No quería morir, en eso estaba clara. No deseaba dejar de vivir y Gabriel lo había prometido, pero desde su estancia en aquella casa, se empezaba a preguntar qué clase de vida era la otorgada por ellos ¿la que actualmente vive?, o ¿hay otra?
—Gabriel podría hacerlo, de hecho está deseoso de hacerlo —exclamó el hombre.
— ¿Cómo podría él...? —La sonrisa se dibujó en el rostro de Vincent, poco a poco llevaba a aquel pequeño animal a donde quería que estuviera. Había estado esperando por varios días a que su amigo lo hiciera por sí mismo, pero caía en cuenta de que Gabriel, torpe y abstraído por ella, buscaba otros métodos que según él no estaban rindiendo frutos.
Pueda que últimamente la chica frente a él se haya atrevido a dejar sus miedos y mostrar su reticencia, pero ello eran pasos cortos. Vincent necesitaba dejar de jugar con las sombras y los hechiceros del encanto de tal manera que tendrían la atención de Gabriel en lo que realmente importaba.
—Una mordida —recalcó—, con solo una mordida dejarías de ser una quimera y, probablemente dejes de temer a las sombras —musitó en tono grave. Hacía que los oídos de Isabel se arroparan a ella sin poder escuchar el mundo detrás de su voz, tan cruel y despiadado como lo había visto, la estaba llevando al juego que por varios días había soportado cerrando los párpados con fuerza y terror.

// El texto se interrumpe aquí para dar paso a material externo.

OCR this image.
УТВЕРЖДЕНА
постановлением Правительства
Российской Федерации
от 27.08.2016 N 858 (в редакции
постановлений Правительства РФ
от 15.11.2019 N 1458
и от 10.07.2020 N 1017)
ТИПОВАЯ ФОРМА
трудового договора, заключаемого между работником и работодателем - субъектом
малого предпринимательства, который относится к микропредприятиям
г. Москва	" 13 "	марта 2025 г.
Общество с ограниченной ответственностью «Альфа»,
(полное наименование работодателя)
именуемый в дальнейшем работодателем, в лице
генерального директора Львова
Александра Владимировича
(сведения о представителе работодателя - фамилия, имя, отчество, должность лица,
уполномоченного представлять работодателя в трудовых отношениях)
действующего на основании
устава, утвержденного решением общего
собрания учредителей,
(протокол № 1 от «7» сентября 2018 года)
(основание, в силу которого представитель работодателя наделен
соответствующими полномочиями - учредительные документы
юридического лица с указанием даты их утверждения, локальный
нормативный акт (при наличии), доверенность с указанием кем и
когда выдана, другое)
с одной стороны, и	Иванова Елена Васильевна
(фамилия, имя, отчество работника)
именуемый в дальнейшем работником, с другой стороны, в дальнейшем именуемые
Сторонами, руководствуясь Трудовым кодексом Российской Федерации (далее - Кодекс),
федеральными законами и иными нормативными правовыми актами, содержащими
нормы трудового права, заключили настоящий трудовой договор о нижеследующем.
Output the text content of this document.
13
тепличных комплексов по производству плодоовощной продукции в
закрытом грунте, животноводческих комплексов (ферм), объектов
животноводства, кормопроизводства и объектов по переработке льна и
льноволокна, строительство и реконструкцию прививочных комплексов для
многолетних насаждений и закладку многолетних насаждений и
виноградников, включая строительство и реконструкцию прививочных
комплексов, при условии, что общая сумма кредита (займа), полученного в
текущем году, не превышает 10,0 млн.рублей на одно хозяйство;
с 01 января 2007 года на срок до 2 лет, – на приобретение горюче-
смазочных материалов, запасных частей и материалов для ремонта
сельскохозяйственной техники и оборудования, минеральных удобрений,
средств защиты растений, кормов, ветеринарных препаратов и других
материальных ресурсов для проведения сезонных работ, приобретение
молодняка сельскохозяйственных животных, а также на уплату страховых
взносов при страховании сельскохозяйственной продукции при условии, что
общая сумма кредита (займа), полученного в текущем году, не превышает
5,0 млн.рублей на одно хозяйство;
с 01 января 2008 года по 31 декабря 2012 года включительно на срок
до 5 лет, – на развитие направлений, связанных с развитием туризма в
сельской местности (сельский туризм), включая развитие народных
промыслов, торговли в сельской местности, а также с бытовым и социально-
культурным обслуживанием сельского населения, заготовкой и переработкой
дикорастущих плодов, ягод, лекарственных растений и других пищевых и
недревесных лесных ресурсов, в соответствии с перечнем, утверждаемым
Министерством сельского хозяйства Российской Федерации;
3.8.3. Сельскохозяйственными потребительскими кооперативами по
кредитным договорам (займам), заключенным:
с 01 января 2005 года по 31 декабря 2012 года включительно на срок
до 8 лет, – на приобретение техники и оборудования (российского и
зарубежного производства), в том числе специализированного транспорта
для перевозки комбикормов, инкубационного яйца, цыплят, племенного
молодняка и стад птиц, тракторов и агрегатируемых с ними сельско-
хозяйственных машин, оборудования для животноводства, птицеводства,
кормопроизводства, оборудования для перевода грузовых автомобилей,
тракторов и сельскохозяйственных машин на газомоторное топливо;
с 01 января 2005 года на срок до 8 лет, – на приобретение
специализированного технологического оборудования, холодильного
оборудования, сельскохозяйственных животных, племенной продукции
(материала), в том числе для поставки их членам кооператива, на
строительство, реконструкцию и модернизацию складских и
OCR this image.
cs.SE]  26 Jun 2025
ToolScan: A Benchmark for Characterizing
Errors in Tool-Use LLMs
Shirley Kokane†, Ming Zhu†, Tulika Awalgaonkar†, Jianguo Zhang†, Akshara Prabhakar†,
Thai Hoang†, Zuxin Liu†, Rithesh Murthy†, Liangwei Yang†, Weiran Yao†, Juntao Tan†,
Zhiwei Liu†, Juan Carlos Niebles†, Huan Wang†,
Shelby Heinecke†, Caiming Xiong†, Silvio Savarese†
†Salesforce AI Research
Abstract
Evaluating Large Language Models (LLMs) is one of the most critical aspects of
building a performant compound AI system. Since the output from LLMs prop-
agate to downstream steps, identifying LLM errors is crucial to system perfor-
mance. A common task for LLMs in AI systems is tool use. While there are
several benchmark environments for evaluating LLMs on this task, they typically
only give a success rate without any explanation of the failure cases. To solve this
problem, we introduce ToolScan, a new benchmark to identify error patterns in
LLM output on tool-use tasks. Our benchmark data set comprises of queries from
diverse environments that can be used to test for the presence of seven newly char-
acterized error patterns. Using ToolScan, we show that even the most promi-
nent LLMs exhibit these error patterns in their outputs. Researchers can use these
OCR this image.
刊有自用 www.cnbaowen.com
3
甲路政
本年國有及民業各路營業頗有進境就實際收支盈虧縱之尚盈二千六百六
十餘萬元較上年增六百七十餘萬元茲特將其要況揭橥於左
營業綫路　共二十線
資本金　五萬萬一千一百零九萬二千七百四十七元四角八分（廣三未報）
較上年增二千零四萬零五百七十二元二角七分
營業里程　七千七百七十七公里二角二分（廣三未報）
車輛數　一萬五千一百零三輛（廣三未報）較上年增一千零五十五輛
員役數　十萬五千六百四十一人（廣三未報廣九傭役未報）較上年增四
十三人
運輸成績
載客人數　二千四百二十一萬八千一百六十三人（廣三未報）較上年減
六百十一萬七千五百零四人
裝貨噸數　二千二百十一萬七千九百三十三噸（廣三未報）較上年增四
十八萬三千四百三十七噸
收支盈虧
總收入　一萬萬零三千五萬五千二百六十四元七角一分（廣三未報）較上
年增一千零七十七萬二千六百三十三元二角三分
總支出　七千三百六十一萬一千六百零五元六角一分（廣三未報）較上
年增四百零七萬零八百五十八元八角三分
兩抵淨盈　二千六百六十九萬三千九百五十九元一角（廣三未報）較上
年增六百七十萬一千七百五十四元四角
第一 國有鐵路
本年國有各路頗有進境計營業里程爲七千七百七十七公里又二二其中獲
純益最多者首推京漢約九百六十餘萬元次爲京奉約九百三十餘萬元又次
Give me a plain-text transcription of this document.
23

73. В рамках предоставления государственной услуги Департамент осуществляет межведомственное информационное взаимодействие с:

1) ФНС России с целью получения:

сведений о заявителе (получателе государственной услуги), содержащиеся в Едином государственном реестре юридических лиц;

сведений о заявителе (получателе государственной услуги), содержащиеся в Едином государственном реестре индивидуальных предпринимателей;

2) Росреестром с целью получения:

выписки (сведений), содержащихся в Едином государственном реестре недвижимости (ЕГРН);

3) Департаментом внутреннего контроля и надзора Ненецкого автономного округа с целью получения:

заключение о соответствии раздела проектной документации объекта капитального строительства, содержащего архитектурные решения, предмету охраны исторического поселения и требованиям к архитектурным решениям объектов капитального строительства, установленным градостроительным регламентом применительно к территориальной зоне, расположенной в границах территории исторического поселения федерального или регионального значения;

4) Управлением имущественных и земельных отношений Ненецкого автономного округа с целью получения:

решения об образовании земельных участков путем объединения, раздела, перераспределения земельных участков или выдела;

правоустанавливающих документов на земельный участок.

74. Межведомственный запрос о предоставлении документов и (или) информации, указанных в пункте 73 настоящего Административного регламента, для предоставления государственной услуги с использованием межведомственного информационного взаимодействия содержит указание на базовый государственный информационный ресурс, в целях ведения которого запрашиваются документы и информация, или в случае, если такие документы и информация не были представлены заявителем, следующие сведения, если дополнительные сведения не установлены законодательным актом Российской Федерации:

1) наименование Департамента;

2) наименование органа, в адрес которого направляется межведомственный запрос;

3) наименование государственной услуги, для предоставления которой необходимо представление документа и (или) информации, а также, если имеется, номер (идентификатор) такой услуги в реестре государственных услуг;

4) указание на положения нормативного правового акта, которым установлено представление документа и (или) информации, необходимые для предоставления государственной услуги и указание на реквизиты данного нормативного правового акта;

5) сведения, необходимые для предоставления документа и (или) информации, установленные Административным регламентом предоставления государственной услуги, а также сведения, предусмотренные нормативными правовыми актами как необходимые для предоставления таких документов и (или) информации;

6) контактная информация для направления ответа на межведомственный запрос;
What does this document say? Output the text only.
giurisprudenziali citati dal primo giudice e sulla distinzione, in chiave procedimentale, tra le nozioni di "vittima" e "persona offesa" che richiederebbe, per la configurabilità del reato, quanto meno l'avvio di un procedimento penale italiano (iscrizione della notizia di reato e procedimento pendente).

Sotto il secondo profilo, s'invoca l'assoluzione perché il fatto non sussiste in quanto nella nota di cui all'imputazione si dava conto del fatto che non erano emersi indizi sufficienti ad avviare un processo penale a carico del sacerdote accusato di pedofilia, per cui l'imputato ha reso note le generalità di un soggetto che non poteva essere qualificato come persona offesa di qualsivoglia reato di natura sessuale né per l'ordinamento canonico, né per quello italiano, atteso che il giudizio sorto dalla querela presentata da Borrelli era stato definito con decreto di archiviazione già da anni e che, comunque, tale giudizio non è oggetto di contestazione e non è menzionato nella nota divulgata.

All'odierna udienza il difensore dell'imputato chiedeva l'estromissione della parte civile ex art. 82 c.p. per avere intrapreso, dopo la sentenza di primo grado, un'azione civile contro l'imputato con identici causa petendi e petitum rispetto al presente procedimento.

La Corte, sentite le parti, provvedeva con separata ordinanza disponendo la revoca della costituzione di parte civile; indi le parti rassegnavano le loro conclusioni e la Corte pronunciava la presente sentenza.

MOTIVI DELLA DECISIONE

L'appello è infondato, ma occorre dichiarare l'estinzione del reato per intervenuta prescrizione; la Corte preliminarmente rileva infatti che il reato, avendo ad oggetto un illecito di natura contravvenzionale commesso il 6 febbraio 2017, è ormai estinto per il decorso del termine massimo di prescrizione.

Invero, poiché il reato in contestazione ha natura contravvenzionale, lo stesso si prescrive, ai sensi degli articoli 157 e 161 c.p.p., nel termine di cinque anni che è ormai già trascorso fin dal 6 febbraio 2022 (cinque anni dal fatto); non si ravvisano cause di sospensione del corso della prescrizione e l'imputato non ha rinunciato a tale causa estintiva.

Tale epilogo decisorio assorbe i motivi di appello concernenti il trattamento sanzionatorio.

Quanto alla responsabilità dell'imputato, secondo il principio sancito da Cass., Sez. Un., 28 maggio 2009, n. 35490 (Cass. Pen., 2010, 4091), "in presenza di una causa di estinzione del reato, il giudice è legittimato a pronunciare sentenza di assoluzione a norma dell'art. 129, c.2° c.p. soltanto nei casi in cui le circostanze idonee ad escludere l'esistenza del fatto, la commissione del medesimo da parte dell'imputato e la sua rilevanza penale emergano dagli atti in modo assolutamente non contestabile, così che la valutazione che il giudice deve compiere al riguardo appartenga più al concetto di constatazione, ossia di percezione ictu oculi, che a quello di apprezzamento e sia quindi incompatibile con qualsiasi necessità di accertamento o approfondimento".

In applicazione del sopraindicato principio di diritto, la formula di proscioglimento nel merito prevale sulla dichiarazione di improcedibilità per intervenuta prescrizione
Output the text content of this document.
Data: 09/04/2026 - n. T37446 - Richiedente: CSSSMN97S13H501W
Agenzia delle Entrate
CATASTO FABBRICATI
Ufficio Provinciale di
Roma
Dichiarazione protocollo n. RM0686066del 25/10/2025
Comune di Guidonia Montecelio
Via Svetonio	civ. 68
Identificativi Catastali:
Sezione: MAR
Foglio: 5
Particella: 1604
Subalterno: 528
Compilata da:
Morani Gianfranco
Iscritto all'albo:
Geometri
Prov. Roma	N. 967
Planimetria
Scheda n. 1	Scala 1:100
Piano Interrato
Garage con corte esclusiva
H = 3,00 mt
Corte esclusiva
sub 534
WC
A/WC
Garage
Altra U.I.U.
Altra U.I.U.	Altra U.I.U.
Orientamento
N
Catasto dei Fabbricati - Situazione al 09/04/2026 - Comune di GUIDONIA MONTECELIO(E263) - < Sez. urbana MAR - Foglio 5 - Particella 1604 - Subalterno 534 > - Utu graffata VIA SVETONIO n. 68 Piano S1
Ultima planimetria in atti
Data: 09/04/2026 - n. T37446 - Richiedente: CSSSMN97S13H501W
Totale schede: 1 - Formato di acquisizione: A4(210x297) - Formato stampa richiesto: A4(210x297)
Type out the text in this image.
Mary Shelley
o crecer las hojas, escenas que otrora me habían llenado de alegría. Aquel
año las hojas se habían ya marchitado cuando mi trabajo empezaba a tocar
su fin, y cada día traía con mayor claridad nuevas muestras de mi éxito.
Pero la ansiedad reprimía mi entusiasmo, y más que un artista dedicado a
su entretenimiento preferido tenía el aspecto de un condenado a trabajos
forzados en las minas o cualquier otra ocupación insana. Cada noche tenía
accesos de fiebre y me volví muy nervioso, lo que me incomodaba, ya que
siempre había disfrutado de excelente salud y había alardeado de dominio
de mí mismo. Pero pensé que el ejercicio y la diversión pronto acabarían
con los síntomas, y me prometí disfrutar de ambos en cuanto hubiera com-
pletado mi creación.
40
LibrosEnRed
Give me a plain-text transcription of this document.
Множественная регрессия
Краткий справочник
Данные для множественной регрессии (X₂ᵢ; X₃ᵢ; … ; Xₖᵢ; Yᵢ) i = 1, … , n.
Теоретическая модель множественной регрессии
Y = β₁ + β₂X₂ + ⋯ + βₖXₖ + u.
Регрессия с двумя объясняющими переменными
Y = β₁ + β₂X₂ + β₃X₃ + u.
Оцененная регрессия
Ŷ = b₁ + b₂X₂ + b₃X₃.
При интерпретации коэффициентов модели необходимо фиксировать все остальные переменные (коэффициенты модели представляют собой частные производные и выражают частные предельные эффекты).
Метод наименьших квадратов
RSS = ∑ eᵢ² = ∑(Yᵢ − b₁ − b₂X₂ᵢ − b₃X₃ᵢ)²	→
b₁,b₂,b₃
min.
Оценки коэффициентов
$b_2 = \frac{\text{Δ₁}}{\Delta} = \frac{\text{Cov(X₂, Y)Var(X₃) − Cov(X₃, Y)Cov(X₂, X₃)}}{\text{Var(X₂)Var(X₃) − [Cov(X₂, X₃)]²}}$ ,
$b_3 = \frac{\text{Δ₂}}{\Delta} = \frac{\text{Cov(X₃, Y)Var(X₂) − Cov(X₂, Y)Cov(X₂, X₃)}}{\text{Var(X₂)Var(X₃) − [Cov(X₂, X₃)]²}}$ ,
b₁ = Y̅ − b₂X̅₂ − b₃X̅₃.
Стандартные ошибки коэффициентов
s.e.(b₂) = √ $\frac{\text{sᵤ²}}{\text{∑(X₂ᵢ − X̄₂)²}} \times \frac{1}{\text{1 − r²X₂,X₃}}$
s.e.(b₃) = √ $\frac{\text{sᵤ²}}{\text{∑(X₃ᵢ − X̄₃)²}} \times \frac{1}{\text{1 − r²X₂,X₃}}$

La joven se levantó y alejó de él, sentía su cuerpo arder tal cual estuviera dentro de un gran caldo y ella fuese el elemento principal. En Vincent ella encontraba un ser distinto, abnegado y poco apegado a las banalidades de las que, en más de una ocasión, Gabriel le había hecho disfrutar. Sea como fuese, aquel ser mostrado ante ella era distinto, era un demonio expectante a que cayera en su red: el lugar donde ella no quería precisamente estar. Corrió hacia la puerta abriéndola de par en par. Deseaba encontrarse con Gabriel, increíblemente, a veces deseaba seguir en la casucha donde la habían encontrado, pero ese día en particular, su único deseo iba hacia tal sujeto que deseaba con todas sus fuerzas ganarse su cariño y confianza.
Vincent la siguió de cerca como la sombra que era, anduvo en sus pasos encontrándose con los gritos de terror al verlo. No cambiaba su expresión a ello, ya estaba por demás acostumbrado. La chica recorrió toda la casa sin avistamiento de Gabriel, entonces, como una fugaz imagen, recordó que solía encaminarse al cementerio a hablar con su eterna amante. Cayó sobre sus rodillas vertiendo lágrimas de miedo y angustia sobre sus manos.
¿Moriría? ¿Finalmente lo haría?
Vincent, tan cerca de ella posaba su mirada sobre el cúmulo de piel, huesos y carne que era. Deliciosa a la vista sí, pero no tanto como para embelesarse de la manera en que lo hacía Gabriel. Había ocasionado pesadillas de muerte en ella que no eran para menos, debía decirle lo que pensaba y lo que, cuando diantres Gabriel quisiera, sucedería. No lo haría él, pues no tenía esa clase de costumbres y jamás la tendría, solo preparaba a Isabel para lo que sería su regreso a la vida.